Priority sector lending expanded
The central bank has broadened the scope of priority sector lending. While banks were previously mandated to extend credit to agriculture, micro and small enterprises, and energy, the revised framework now includes information technology, export-oriented industries, and tourism within the priority ambit.
Although development banks and finance companies were already required to allocate mandatory lending to tourism, commercial banks can now also count their tourism sector exposure toward priority lending requirements.
According to the review, the sectoral lending framework, introduced to promote credit expansion in agriculture, energy, and small and cottage industries, will now incorporate tourism, IT, and export-oriented industries based on domestic raw materials. The existing requirement for banks and financial institutions to maintain minimum credit ratios in each designated sector will also be revised.
The expansion comes as several banks have faced penalties for failing to meet priority lending thresholds. Notably, Standard Chartered Bank Nepal was fined in recent months for non-compliance. With the broader definition, a wider range of lending will qualify under the mandatory targets, potentially reducing regulatory penalties.

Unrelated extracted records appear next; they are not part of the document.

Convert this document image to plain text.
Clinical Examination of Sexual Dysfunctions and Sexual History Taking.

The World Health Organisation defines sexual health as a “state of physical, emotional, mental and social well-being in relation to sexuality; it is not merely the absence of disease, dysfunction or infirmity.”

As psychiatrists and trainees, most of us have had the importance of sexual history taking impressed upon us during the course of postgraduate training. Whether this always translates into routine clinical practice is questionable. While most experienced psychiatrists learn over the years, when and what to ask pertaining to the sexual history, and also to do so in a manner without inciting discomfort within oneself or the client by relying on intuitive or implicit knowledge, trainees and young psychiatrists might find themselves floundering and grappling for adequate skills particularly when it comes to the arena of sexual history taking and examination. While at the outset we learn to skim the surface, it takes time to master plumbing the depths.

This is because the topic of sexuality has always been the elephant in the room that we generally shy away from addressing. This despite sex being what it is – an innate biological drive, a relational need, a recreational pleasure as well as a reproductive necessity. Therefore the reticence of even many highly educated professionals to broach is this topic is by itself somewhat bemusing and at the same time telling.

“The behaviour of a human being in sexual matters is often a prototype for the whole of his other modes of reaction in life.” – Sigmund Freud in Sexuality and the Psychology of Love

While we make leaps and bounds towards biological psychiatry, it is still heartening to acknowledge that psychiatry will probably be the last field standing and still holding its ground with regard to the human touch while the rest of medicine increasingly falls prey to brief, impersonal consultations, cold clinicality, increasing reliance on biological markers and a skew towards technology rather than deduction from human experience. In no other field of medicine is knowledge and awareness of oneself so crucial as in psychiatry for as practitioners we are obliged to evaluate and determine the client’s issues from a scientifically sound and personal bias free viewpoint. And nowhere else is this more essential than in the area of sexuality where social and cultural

Higher overseas investment limits
NRB has also increased the ceiling for banks’ foreign investments. The limit on investments in foreign bonds and non-deliverable forwards, previously capped at 25% of primary capital, has been raised to 30%.
The revision enables banks to deploy surplus foreign currency reserves more profitably. Until now, banks with excess liquidity were effectively compelled to park funds at NRB under the standing deposit facility at an interest rate of 2.75%. With overseas bond yields higher, banks can potentially earn improved returns.

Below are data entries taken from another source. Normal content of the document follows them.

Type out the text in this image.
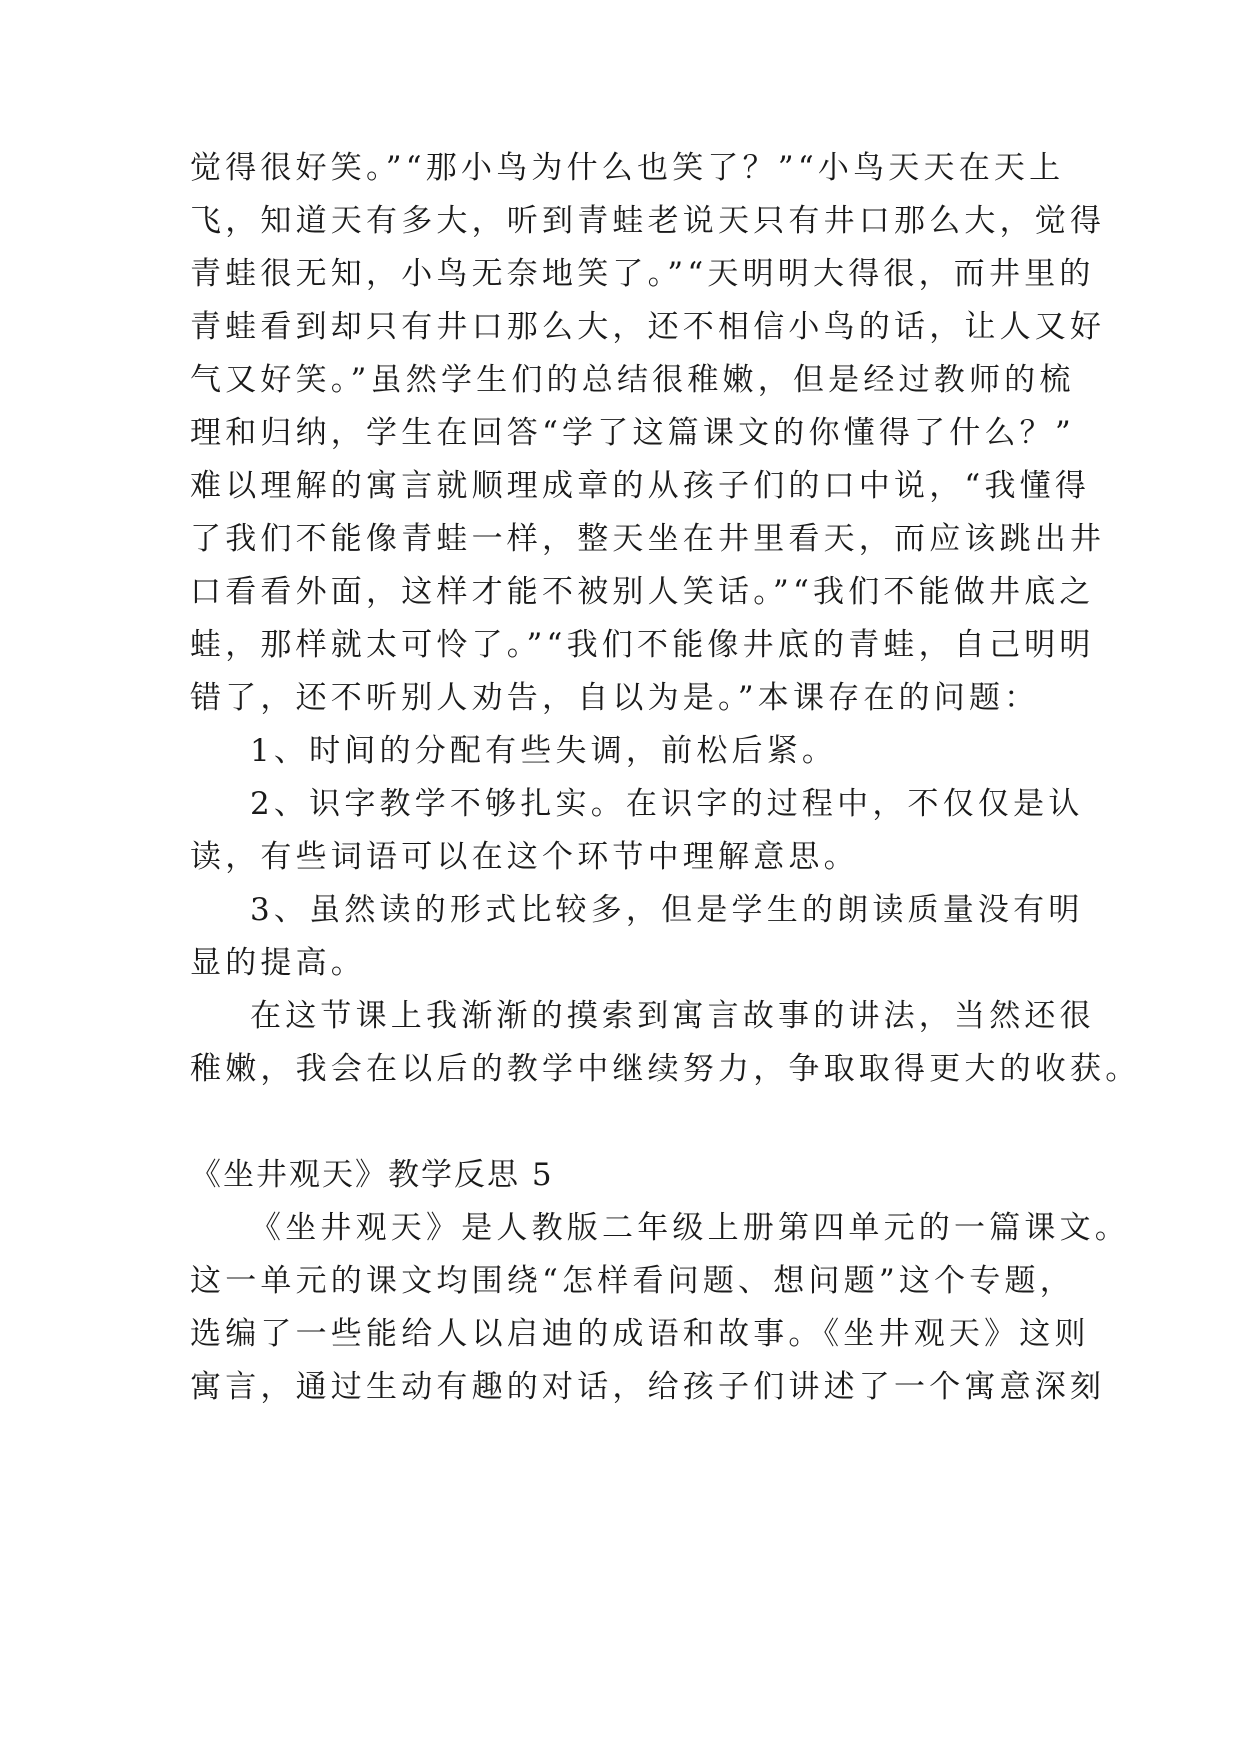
觉得很好笑。”“那小鸟为什么也笑了？”“小鸟天天在天上
飞，知道天有多大，听到青蛙老说天只有井口那么大，觉得
青蛙很无知，小鸟无奈地笑了。”“天明明大得很，而井里的
青蛙看到却只有井口那么大，还不相信小鸟的话，让人又好
气又好笑。”虽然学生们的总结很稚嫩，但是经过教师的梳
理和归纳，学生在回答“学了这篇课文的你懂得了什么？”
难以理解的寓言就顺理成章的从孩子们的口中说，“我懂得
了我们不能像青蛙一样，整天坐在井里看天，而应该跳出井
口看看外面，这样才能不被别人笑话。”“我们不能做井底之
蛙，那样就太可怜了。”“我们不能像井底的青蛙，自己明明
错了，还不听别人劝告，自以为是。”本课存在的问题：
1、时间的分配有些失调，前松后紧。
2、识字教学不够扎实。在识字的过程中，不仅仅是认
读，有些词语可以在这个环节中理解意思。
3、虽然读的形式比较多，但是学生的朗读质量没有明
显的提高。
在这节课上我渐渐的摸索到寓言故事的讲法，当然还很
稚嫩，我会在以后的教学中继续努力，争取取得更大的收获。
《坐井观天》教学反思 5
《坐井观天》是人教版二年级上册第四单元的一篇课文。
这一单元的课文均围绕“怎样看问题、想问题”这个专题，
选编了一些能给人以启迪的成语和故事。《坐井观天》这则
寓言，通过生动有趣的对话，给孩子们讲述了一个寓意深刻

Yields on U.S. Treasury securities are currently above 3.5%, while bonds in other markets are offering returns exceeding 4%, creating opportunities for enhanced income from foreign investments.
The review further notes that the central bank will streamline foreign investment processes for inflows into infrastructure projects in data centers, cloud computing, artificial intelligence, and robotics, while encouraging banks and financial institutions to expand financing to these technology-driven sectors.
Relief for displaced businesses
The central bank has introduced special provisions for enterprises displaced by the expansion of the Mahendra Highway and the Mid-Hill Highway. Loans extended to such businesses can be restructured or rescheduled until the end of the fiscal month of 2025/26 (mid-July 2026), provided a minimum interest rate of 10% is charged.
Additionally, the central bank has reiterated that borrowers unable to immediately repay loans due to genuine circumstances will not be automatically blacklisted. For borrowers already on the blacklist, banks and financial institutions may remove them from the list for up to six months, subject to valid justification, to facilitate recovery of outstanding dues. The bank will progressively curb the use of cheque-based transactions as it accelerates the shift toward digital payment systems, the review states.